Resenha: A Garota no Trem – Paula Hawkins

“Todas as manhãs, Rachel pega o trem das 8h04 de Ashbury para Londres. O arrastar trepidante pelos trilhos faz parte de sua rotina. O percurso, que ela conhece de cor, é um hipnotizante passeio de galpões, caixas dágua, pontes e aconchegantes casas. Em determinado trecho, o trem para no sinal vermelho. E é de lá que Rachel observa diariamente a casa de número 15. Obcecada com seus belos habitantes a quem chama de Jess e Jason , Rachel é capaz de descrever o que imagina ser a vida perfeita do jovem casal. Até testemunhar uma cena chocante, segundos antes de o trem dar um solavanco e seguir viagem. Poucos dias depois, ela descobre que Jess na verdade Megan está desaparecida. Sem conseguir se manter alheia à situação, ela vai à polícia e conta o que viu. E acaba não só participando diretamente do desenrolar dos acontecimentos, mas também da vida de todos os envolvidos.”

Depois dessa sinopse, com certeza já fiquei com vontade de ler A Garota no Trem, livro best-seller da autora Paula Hawkins.

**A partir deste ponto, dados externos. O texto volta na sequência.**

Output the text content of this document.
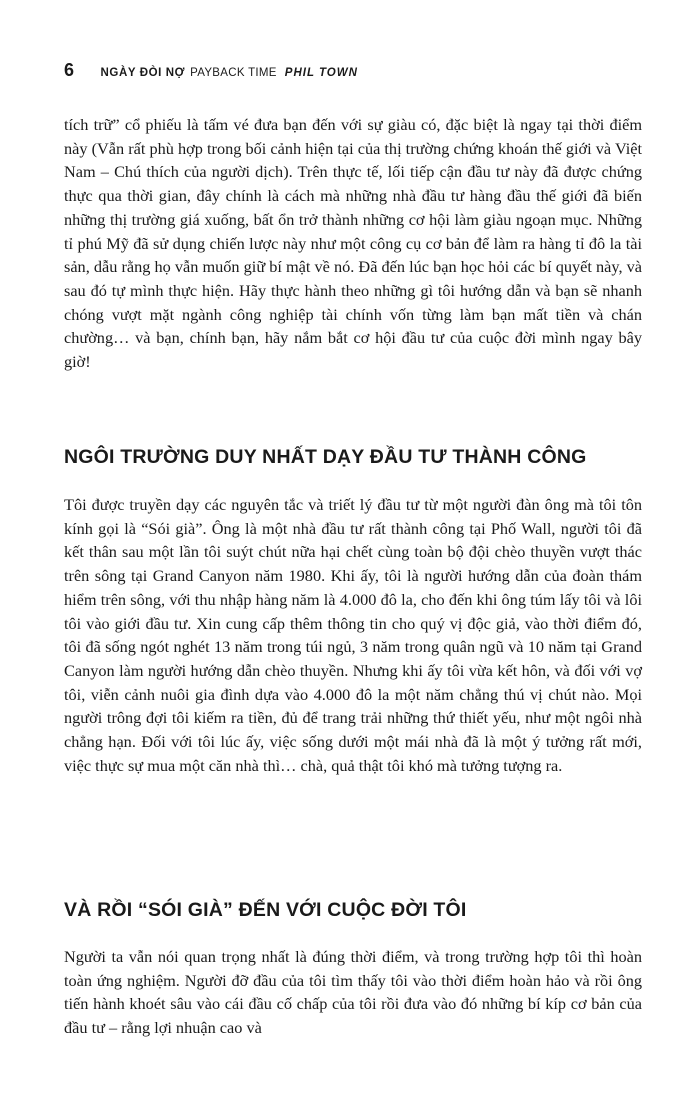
6 NGÀY ĐÒI NỢ PAYBACK TIME PHIL TOWN

tích trữ” cổ phiếu là tấm vé đưa bạn đến với sự giàu có, đặc biệt là ngay tại thời điểm này (Vẫn rất phù hợp trong bối cảnh hiện tại của thị trường chứng khoán thế giới và Việt Nam – Chú thích của người dịch). Trên thực tế, lối tiếp cận đầu tư này đã được chứng thực qua thời gian, đây chính là cách mà những nhà đầu tư hàng đầu thế giới đã biến những thị trường giá xuống, bất ổn trở thành những cơ hội làm giàu ngoạn mục. Những tỉ phú Mỹ đã sử dụng chiến lược này như một công cụ cơ bản để làm ra hàng tỉ đô la tài sản, dẫu rằng họ vẫn muốn giữ bí mật về nó. Đã đến lúc bạn học hỏi các bí quyết này, và sau đó tự mình thực hiện. Hãy thực hành theo những gì tôi hướng dẫn và bạn sẽ nhanh chóng vượt mặt ngành công nghiệp tài chính vốn từng làm bạn mất tiền và chán chường… và bạn, chính bạn, hãy nắm bắt cơ hội đầu tư của cuộc đời mình ngay bây giờ!

NGÔI TRƯỜNG DUY NHẤT DẠY ĐẦU TƯ THÀNH CÔNG

Tôi được truyền dạy các nguyên tắc và triết lý đầu tư từ một người đàn ông mà tôi tôn kính gọi là “Sói già”. Ông là một nhà đầu tư rất thành công tại Phố Wall, người tôi đã kết thân sau một lần tôi suýt chút nữa hại chết cùng toàn bộ đội chèo thuyền vượt thác trên sông tại Grand Canyon năm 1980. Khi ấy, tôi là người hướng dẫn của đoàn thám hiểm trên sông, với thu nhập hàng năm là 4.000 đô la, cho đến khi ông túm lấy tôi và lôi tôi vào giới đầu tư. Xin cung cấp thêm thông tin cho quý vị độc giả, vào thời điểm đó, tôi đã sống ngót nghét 13 năm trong túi ngủ, 3 năm trong quân ngũ và 10 năm tại Grand Canyon làm người hướng dẫn chèo thuyền. Nhưng khi ấy tôi vừa kết hôn, và đối với vợ tôi, viễn cảnh nuôi gia đình dựa vào 4.000 đô la một năm chẳng thú vị chút nào. Mọi người trông đợi tôi kiếm ra tiền, đủ để trang trải những thứ thiết yếu, như một ngôi nhà chẳng hạn. Đối với tôi lúc ấy, việc sống dưới một mái nhà đã là một ý tưởng rất mới, việc thực sự mua một căn nhà thì… chà, quả thật tôi khó mà tưởng tượng ra.

VÀ RỒI “SÓI GIÀ” ĐẾN VỚI CUỘC ĐỜI TÔI

Người ta vẫn nói quan trọng nhất là đúng thời điểm, và trong trường hợp tôi thì hoàn toàn ứng nghiệm. Người đỡ đầu của tôi tìm thấy tôi vào thời điểm hoàn hảo và rồi ông tiến hành khoét sâu vào cái đầu cố chấp của tôi rồi đưa vào đó những bí kíp cơ bản của đầu tư – rằng lợi nhuận cao và
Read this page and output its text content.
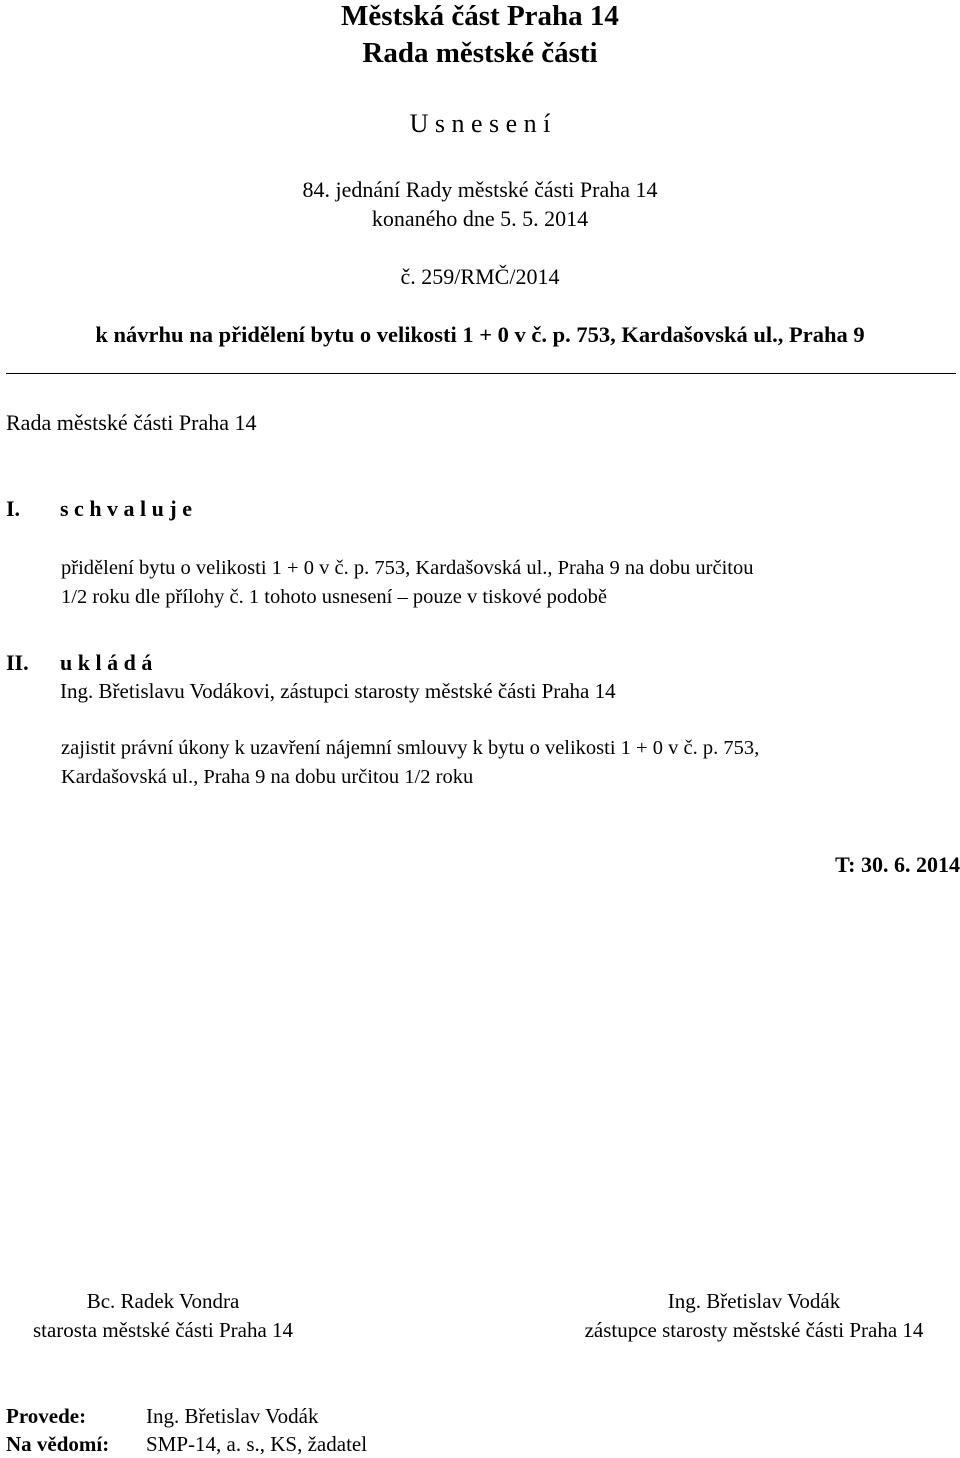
Městská část Praha 14
Rada městské části
U s n e s e n í
84. jednání Rady městské části Praha 14
konaného dne 5. 5. 2014
č. 259/RMČ/2014
k návrhu na přidělení bytu o velikosti 1 + 0 v č. p. 753, Kardašovská ul., Praha 9
Rada městské části Praha 14
I. s c h v a l u j e
přidělení bytu o velikosti 1 + 0 v č. p. 753, Kardašovská ul., Praha 9 na dobu určitou
1/2 roku dle přílohy č. 1 tohoto usnesení – pouze v tiskové podobě
II. u k l á d á
Ing. Břetislavu Vodákovi, zástupci starosty městské části Praha 14
zajistit právní úkony k uzavření nájemní smlouvy k bytu o velikosti 1 + 0 v č. p. 753,
Kardašovská ul., Praha 9 na dobu určitou 1/2 roku
T: 30. 6. 2014
Bc. Radek Vondra
starosta městské části Praha 14
Ing. Břetislav Vodák
zástupce starosty městské části Praha 14
Provede:	Ing. Břetislav Vodák
Na vědomí: SMP-14, a. s., KS, žadatel
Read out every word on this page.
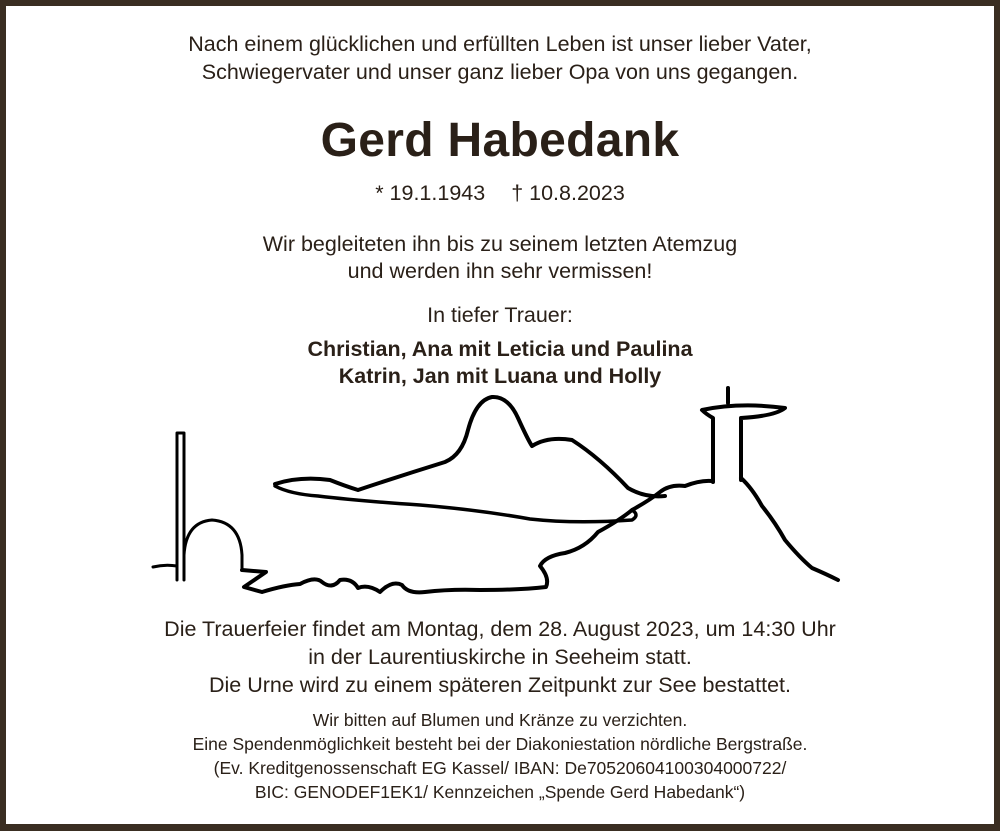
Nach einem glücklichen und erfüllten Leben ist unser lieber Vater,
Schwiegervater und unser ganz lieber Opa von uns gegangen.
Gerd Habedank
* 19.1.1943 † 10.8.2023
Wir begleiteten ihn bis zu seinem letzten Atemzug
und werden ihn sehr vermissen!
In tiefer Trauer:
Christian, Ana mit Leticia und Paulina
Katrin, Jan mit Luana und Holly
Die Trauerfeier findet am Montag, dem 28. August 2023, um 14:30 Uhr
in der Laurentiuskirche in Seeheim statt.
Die Urne wird zu einem späteren Zeitpunkt zur See bestattet.
Wir bitten auf Blumen und Kränze zu verzichten.
Eine Spendenmöglichkeit besteht bei der Diakoniestation nördliche Bergstraße.
(Ev. Kreditgenossenschaft EG Kassel/ IBAN: De70520604100304000722/
BIC: GENODEF1EK1/ Kennzeichen „Spende Gerd Habedank“)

Como adoro livros desse estilo (curti bastante o Garota Exemplar, da Gillian Flynn), baixei o e-book no Kindle e já embarquei na leitura. O começo me agradou bastante, mas foi a partir da metade que o livro começou a se enroscar e perdeu completamente minha atenção.

Resenha: A Garota no Trem - Paula Hawkins

Foto: Isabela Zamboni/Resenhas à La Carte

Com uma história óbvia, A Garota no Trem enrola, enrola, enrola por pelo menos 100 páginas, algo que deveria ter se resolvido em vinte. Quando você finalmente espera aquele final mindfuck, espetacular e surpreendente, o livro joga na sua cara: “sim, era esse mesmo o final, não tem nenhuma surpresa, é isso mesmo”. Sei que esse livro foi o mais vendido ano passado (como comentei aqui no blog) e deve ter conquistado milhares de pessoas, mas me decepcionou bastante.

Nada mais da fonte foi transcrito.